Sempre que imaginava as coisas mais do que três vezes, elas aconteciam. Acontecera com o vizinho. Que fora encontrado morto na cama. De rosto retorcido pela dor. Tal e qual como ela o imaginara sempre que ele lhe respirava para cima do decote, enquanto lhe agarrava pelo braço. Acontecera com o irmão mais velho, de quem tantas vezes se imaginara despedir no cais, partindo para a guerra de Angola. Acontecera a filha, de quem sempre imaginou a cor de fogo do cabelo. Mas quando se imaginou nos braços do professor de música que vivia no anexo dos pais, ganhou medo aos seus próprios sonhos. Porque havia sonhos que uma mulher casada com um homem de cabelos pretos, não podia ter. Por isso, passou a escreve-los em pequenos cartões sempre que se repetiam. Escrevia-os na sua letra miudinha, guardava-os numa caixa de madeira perfumada, escondida num canto do guarda-fatos. Lentamente, foi-se esvaziando dessas coisas que lhe perseguiam a imaginação, na mesma toada que a sua vida se esvaziava de gente e de tempo. E quando a solidão grisalha chegou, lembrou-se da caixa.
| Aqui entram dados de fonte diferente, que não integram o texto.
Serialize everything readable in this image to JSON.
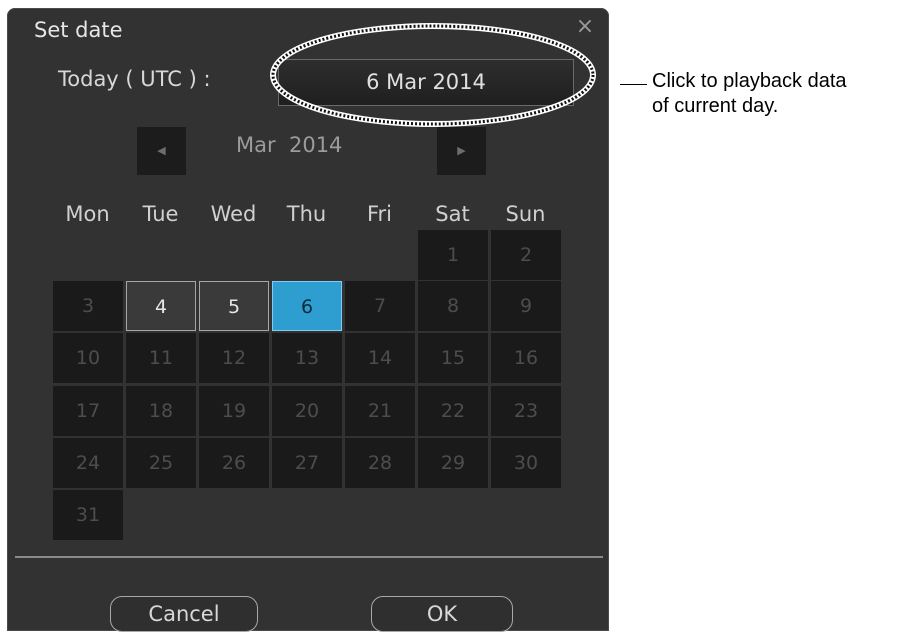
{
  "dialog": {
    "title": "Set date",
    "close_glyph": "×",
    "close_icon": "close-icon"
  },
  "today": {
    "label": "Today ( UTC ) :",
    "value": "6 Mar 2014"
  },
  "navigation": {
    "prev_icon": "triangle-left-icon",
    "prev_glyph": "◀",
    "next_icon": "triangle-right-icon",
    "next_glyph": "▶",
    "month_label": "Mar  2014"
  },
  "calendar": {
    "weekdays": [
      "Mon",
      "Tue",
      "Wed",
      "Thu",
      "Fri",
      "Sat",
      "Sun"
    ],
    "rows": [
      [
        null,
        null,
        null,
        null,
        null,
        "1",
        "2"
      ],
      [
        "3",
        "4",
        "5",
        "6",
        "7",
        "8",
        "9"
      ],
      [
        "10",
        "11",
        "12",
        "13",
        "14",
        "15",
        "16"
      ],
      [
        "17",
        "18",
        "19",
        "20",
        "21",
        "22",
        "23"
      ],
      [
        "24",
        "25",
        "26",
        "27",
        "28",
        "29",
        "30"
      ],
      [
        "31",
        null,
        null,
        null,
        null,
        null,
        null
      ]
    ],
    "enabled_days": [
      "4",
      "5"
    ],
    "selected_day": "6"
  },
  "buttons": {
    "cancel": "Cancel",
    "ok": "OK"
  },
  "annotation": {
    "line1": "Click to playback data",
    "line2": "of current day."
  },
  "colors": {
    "dialog_bg": "#323232",
    "selected_day": "#2e9dcf",
    "disabled_day_bg": "#1a1a1a"
  }
}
Abriu-a e tirou o cartão que tanto vazio lhe trouxera. E leu-o três vezes. Ou talvez mais. Leu-o até ouvir a campainha da porta. Para onde correu. Onde ficou de pernas tremendo. E quando a abriu estendeu-lhe os braços. Ao professor de música que vivera no anexo dos pais. A quem o tempo não roubara o cabelo cor de fogo.
5 comentários:
Há coisas que o tempo não rouba. Como os cabelos cor-de-fogo... mas principalmente como os sonhos :)
Lindo!
Pois não, Marta. Nem mesmo que se escondem dentro de caixas. :)
Gostei muito Cristina :D
Desta magia em triplicado...adoro :D
:*
:)
Obrigada, Isabel
Ideia muito boa.
Não peças aos deuses o que desejas, não é?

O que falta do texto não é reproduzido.